Establishing the Analytical Relationship Between Internal and External Data


Data Challenge Status

We’re en-route to creating a new business application using our EVLVE Enterprise Data Fusion system. Follow the progress here.

 
 

We’ve spent the majority of the time so far on the strategic planning around organizational priorities and reviewing the potentialities of the data. Generally, in successful data activation projects, this is where most time should be spent. The planning stages are where the ideas are explored, objectives are clarified, and the foundation is set for an application as it enters development.

In an agile data and development environment, there shouldn’t be an expectation that the planning stage resolves all questions, but this period of planning and discovery does provide the starting point for the rest of the process. As we move from Planning to Analysis, we will continue to return to the original findings and process artifacts to assess whether we remain in touch with the original objectives identified at the start of the process.

Understanding analytical relationships in data

In an earlier post we looked at the data coming from the external data provider to make sure that it could support the insights we were looking for, and that the external data could be connected to the internal data. That was a structural review of the data. Without some kind of shared variables that could relate the new data to existing data, it wouldn’t be possible to align the different data sets.

At this point of the process, we initiate an analysis of the data itself to uncover what the data from a bank can tell us about the new data that we’ve acquired from a data provider.

For privacy reasons, we can’t share the specific analysis of internal bank data, but we can provide a summary of what the analysis of data from a bank can tell us about the new data set.

In the earlier review of the data structure, we identified that the two most complete variables from the new data provided by Leadbird was the business address and industry type. This might not seem like much, but powerful data insights don’t always have to rely on a huge number of variables. Sometimes great insights can come from just one or two key data points. In this case, the internal and external data can be related on the industry codes for each of the businesses, as well as the geographic location.

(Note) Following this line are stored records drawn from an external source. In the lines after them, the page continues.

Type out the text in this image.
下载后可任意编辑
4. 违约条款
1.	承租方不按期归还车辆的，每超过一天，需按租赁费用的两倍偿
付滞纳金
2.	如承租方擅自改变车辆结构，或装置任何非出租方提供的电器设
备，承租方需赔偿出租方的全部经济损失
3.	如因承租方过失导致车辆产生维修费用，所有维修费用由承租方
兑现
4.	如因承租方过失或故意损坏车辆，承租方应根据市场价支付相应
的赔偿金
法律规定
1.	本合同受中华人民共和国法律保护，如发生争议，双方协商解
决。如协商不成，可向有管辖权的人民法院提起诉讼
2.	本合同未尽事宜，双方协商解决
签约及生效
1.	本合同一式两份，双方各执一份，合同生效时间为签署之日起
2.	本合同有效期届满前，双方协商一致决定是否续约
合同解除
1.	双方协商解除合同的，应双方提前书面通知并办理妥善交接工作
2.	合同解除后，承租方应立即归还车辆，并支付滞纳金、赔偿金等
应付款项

Using a few segmentation techniques, we can identify which are the commercial services used by existing bank customers of various industry types. Below is a sample of what this analysis might look like for Financial Advisories.

 
 

For businesses in this category, the use of each of the commercial services can be indexed according to the level of use. This indexing enables the popularity of each commercial service to be weighted within the industry category, while also relating the popularity of services across industry categories. In the above analysis, ACH Origination is the most popular commercial service among Financial Advisory businesses.

A separate analysis can identify whether there’s a specific cadence to when businesses of various types add different commercial services. In the above example of Financial Advisories, ACH Origination appears to be the most popular commercial service overall, but when a secondary analysis is conducted to evaluate when these services were added, the results may look a little different.

 
 

When business maturity is considered, the prioritization of commercial services changes a little. While ACH Origination is still popular, it’s less important for new financial advisory firms than payroll and online wire services.

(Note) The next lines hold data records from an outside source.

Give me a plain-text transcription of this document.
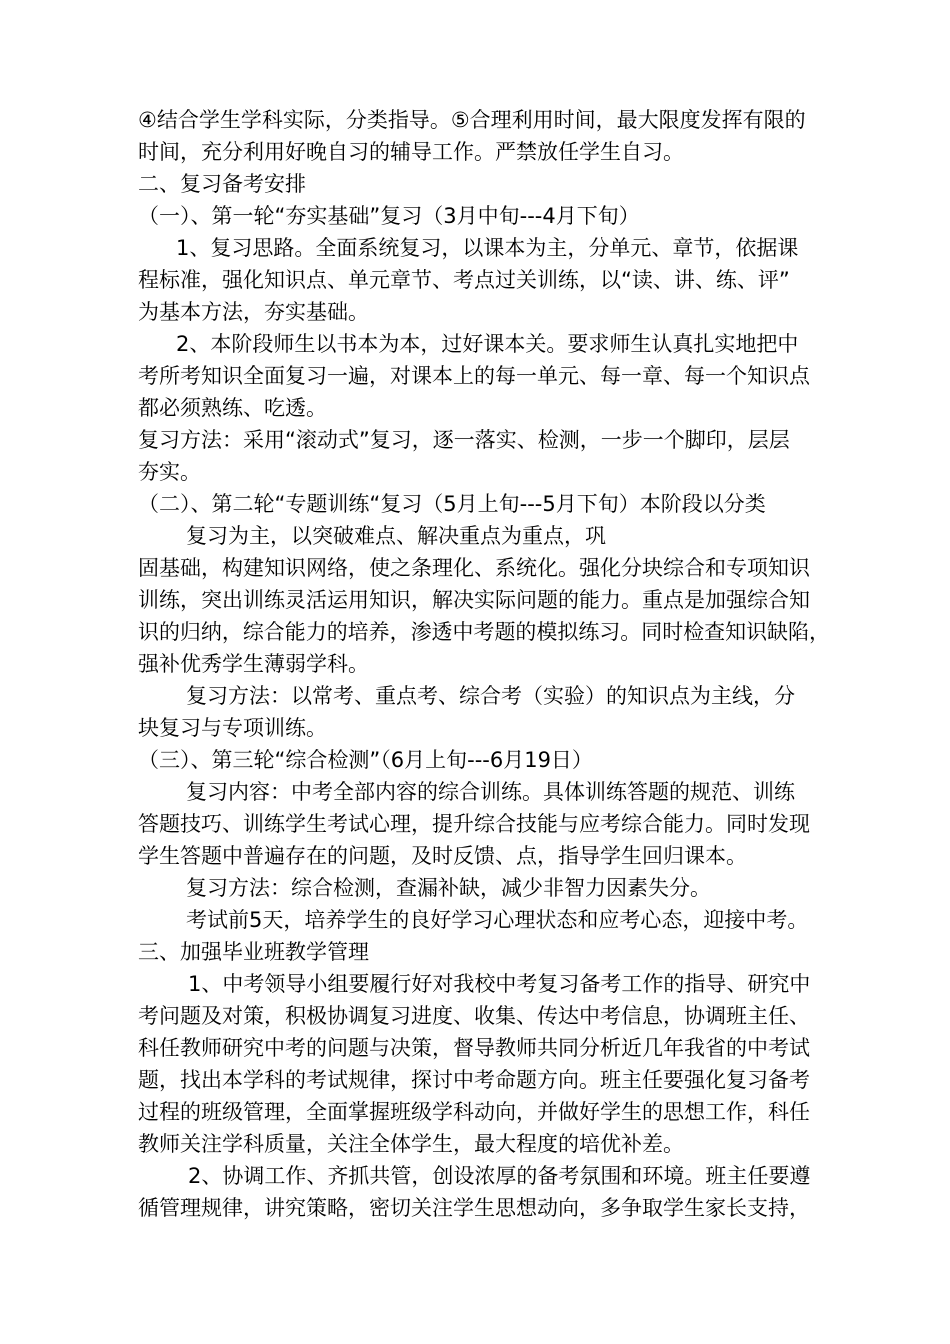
④结合学生学科实际，分类指导。⑤合理利用时间，最大限度发挥有限的
时间，充分利用好晚自习的辅导工作。严禁放任学生自习。
二、复习备考安排
（一）、第一轮“夯实基础”复习（3月中旬---4月下旬）
1、复习思路。全面系统复习，以课本为主，分单元、章节，依据课
程标准，强化知识点、单元章节、考点过关训练，以“读、讲、练、评”
为基本方法，夯实基础。
2、本阶段师生以书本为本，过好课本关。要求师生认真扎实地把中
考所考知识全面复习一遍，对课本上的每一单元、每一章、每一个知识点
都必须熟练、吃透。
复习方法：采用“滚动式”复习，逐一落实、检测，一步一个脚印，层层
夯实。
（二）、第二轮“专题训练“复习（5月上旬---5月下旬）本阶段以分类
复习为主，以突破难点、解决重点为重点，巩
固基础，构建知识网络，使之条理化、系统化。强化分块综合和专项知识
训练，突出训练灵活运用知识，解决实际问题的能力。重点是加强综合知
识的归纳，综合能力的培养，渗透中考题的模拟练习。同时检查知识缺陷，
强补优秀学生薄弱学科。
复习方法：以常考、重点考、综合考（实验）的知识点为主线，分
块复习与专项训练。
（三）、第三轮“综合检测”（6月上旬---6月19日）
复习内容：中考全部内容的综合训练。具体训练答题的规范、训练
答题技巧、训练学生考试心理，提升综合技能与应考综合能力。同时发现
学生答题中普遍存在的问题，及时反馈、点，指导学生回归课本。
复习方法：综合检测，查漏补缺，减少非智力因素失分。
考试前5天，培养学生的良好学习心理状态和应考心态，迎接中考。
三、加强毕业班教学管理
1、中考领导小组要履行好对我校中考复习备考工作的指导、研究中
考问题及对策，积极协调复习进度、收集、传达中考信息，协调班主任、
科任教师研究中考的问题与决策，督导教师共同分析近几年我省的中考试
题，找出本学科的考试规律，探讨中考命题方向。班主任要强化复习备考
过程的班级管理，全面掌握班级学科动向，并做好学生的思想工作，科任
教师关注学科质量，关注全体学生，最大程度的培优补差。
2、协调工作、齐抓共管，创设浓厚的备考氛围和环境。班主任要遵
循管理规律，讲究策略，密切关注学生思想动向，多争取学生家长支持，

Since our source of new lead data is comprised of newly opened businesses, the service recommendation model should reflect the ranking of commercial services for business less than 12 months old.

Finally, geographic location can be added to the mix to refine the analytical model, in case there’s some variation by area of operation. For banks that operate within a constrained footprint, the impact of geographic data may be statistically insignificant, but for banks that operate in notably different market areas (urban vs. rural, for example) location may have a notable impact on the services that some businesses require.

Activating the Analysis and Making Future Adjustments

With the completion of the statistical analysis, the findings can be applied to the new data as it comes from Leadbird. This analytical model will then be used to identify product fit to the new data, and incorporated into a product recommendation score.

Over time, the model should be recalibrated annually as customer behavior changes. While the specific product fit is unlikely to change drastically in the short term, over the course of a year, customer preferences may adjust as business practices change or as direct sales efforts increase the use of certain products.